1953年のロンドン。若いピーター・ウェイクリングは市役所の市民課に就職した。課長であるロドニー・ウィリアムズは大変な堅物(かたぶつ)で他人を寄せ付けず、部下たちは冗談を言うことも控えていた。ある日、陳情書を持ち込む婦人たち。汚水まみれの小さな資材置き場を子供たちの遊び場に変えて欲しいという陳情で、彼女たちは何ヶ月もたらい回しにされながら市役所に通い続けていた。しかし、無表情なまま陳情書を未決の棚に放り込むロドニー。
ある日、医者から末期ガンを宣告されるロドニー。寿命は半年か長くて九ヶ月だった。同居の息子夫婦に話そうとするが、日頃から疎遠で言いそびれるロドニー。彼は初めて役所を無断欠勤し、海辺のリゾート地に行って羽目を外した。だが、性に合わずにロンドンに戻り、出勤するふりをして町をさ迷い歩くロドニー。
町でロドニーを見かけ、声をかける部下のマーガレット。カフェに転職して副店長になるという陽気なマーガレットを食事に誘うロドニー。その姿を見た近所の噂好きの主婦が息子の嫁に告げ口し、浮気を疑う息子夫婦。父親に意見しようと意気込むが、厳格な父を前にすると息子は何も言えなかった。

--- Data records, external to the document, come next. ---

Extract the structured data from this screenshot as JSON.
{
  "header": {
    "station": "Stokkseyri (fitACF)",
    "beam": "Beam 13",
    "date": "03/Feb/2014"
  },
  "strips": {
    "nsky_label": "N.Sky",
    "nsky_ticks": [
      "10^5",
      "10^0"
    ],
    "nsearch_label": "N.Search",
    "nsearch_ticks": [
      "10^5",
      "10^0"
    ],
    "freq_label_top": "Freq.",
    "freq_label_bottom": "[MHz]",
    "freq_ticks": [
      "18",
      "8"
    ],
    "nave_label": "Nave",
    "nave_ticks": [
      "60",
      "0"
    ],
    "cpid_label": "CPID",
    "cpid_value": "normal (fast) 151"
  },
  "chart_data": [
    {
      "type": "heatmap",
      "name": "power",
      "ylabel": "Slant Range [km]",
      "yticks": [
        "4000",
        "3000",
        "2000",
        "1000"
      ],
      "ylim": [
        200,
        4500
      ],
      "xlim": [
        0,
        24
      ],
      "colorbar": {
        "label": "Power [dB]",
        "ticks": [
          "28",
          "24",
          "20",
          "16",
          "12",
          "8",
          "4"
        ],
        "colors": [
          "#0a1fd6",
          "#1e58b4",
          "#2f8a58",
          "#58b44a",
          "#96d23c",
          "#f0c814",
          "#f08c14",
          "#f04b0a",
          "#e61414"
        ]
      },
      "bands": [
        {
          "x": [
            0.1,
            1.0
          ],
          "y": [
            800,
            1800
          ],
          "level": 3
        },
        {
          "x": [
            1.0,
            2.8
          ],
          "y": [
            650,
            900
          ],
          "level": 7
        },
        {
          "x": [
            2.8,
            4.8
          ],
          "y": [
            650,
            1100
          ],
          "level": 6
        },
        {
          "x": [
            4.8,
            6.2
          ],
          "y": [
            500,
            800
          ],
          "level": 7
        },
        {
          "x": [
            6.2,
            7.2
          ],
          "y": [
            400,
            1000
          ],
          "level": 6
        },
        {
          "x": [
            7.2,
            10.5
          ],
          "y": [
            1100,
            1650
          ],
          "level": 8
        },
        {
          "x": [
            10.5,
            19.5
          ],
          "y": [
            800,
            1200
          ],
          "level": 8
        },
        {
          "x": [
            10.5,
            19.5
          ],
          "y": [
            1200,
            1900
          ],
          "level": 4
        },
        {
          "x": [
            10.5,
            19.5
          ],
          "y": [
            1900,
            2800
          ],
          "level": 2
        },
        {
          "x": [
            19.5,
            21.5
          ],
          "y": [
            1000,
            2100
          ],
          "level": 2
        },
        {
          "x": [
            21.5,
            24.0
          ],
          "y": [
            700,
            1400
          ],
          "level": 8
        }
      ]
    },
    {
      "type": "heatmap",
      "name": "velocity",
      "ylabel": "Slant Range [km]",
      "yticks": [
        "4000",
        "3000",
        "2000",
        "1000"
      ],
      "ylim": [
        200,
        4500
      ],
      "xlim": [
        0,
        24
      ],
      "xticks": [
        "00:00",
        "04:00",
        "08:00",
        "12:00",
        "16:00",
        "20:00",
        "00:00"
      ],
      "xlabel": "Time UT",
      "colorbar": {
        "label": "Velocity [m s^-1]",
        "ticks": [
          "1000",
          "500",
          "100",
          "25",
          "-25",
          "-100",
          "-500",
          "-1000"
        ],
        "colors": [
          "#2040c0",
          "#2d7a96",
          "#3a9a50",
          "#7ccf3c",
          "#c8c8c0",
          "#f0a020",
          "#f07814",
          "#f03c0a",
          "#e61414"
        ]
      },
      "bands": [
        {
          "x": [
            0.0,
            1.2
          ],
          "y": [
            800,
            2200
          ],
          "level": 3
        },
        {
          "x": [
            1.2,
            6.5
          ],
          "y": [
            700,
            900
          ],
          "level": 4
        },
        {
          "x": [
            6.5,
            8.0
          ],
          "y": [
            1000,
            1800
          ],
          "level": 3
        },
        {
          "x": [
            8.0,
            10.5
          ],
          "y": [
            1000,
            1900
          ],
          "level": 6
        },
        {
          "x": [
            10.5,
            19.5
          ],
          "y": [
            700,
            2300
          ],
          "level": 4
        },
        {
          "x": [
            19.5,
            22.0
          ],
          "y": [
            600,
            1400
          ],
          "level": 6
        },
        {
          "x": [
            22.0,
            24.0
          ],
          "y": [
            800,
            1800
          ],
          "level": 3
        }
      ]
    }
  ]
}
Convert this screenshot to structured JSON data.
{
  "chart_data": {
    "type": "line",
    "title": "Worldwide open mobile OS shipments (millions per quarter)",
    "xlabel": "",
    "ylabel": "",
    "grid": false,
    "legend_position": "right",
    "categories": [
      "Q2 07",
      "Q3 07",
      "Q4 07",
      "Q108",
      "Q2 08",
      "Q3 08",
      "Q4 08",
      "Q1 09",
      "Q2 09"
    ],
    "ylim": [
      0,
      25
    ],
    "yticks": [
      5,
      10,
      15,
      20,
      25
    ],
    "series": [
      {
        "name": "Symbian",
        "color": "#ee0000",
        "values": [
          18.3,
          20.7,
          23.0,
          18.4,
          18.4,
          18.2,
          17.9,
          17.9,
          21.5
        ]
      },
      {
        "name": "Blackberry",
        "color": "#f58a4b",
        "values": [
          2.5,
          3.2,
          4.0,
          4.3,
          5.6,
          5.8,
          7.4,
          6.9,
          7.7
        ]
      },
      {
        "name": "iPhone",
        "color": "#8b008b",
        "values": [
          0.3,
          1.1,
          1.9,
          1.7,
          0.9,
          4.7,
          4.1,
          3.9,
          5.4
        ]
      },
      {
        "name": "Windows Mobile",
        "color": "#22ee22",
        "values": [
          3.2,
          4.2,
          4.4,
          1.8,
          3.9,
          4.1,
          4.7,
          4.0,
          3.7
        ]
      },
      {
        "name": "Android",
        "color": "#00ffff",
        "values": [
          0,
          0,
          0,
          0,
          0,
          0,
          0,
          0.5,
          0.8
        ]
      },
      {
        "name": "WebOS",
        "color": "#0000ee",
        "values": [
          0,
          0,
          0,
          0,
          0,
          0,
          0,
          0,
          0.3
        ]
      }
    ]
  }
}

3週間も無断欠勤を続けた末に、マーガレットが転職したカフェに行くロドニー。マーガレットはウェイトレスとして働いていた。「副店長」は店員募集のセールストークだったのだ。時間の潰し方が分からないからと、マーガレットをデートに誘うロドニー。仕事をサボることに反対なマーガレットに末期ガンだと打ち明け、明るく前向きな彼女のように一日でも生きたいと話すロドニー。翌朝、役所に復帰したロドニーは人が変わったように意気込んで、土砂降りの中、陳情されていた遊び場の現場に向った。
ロドニーの葬儀に集い故人を偲ぶ人々。陳情した婦人たちはロドニーが一人で遊ぶ場を作ったと彼を讃えたが、手柄は他の部署やお偉方に横取りされていた。ロドニーは他の部署に苦労して話を通し、渋る役人たちやお偉方を説得して遊び場を作り上げたのだ。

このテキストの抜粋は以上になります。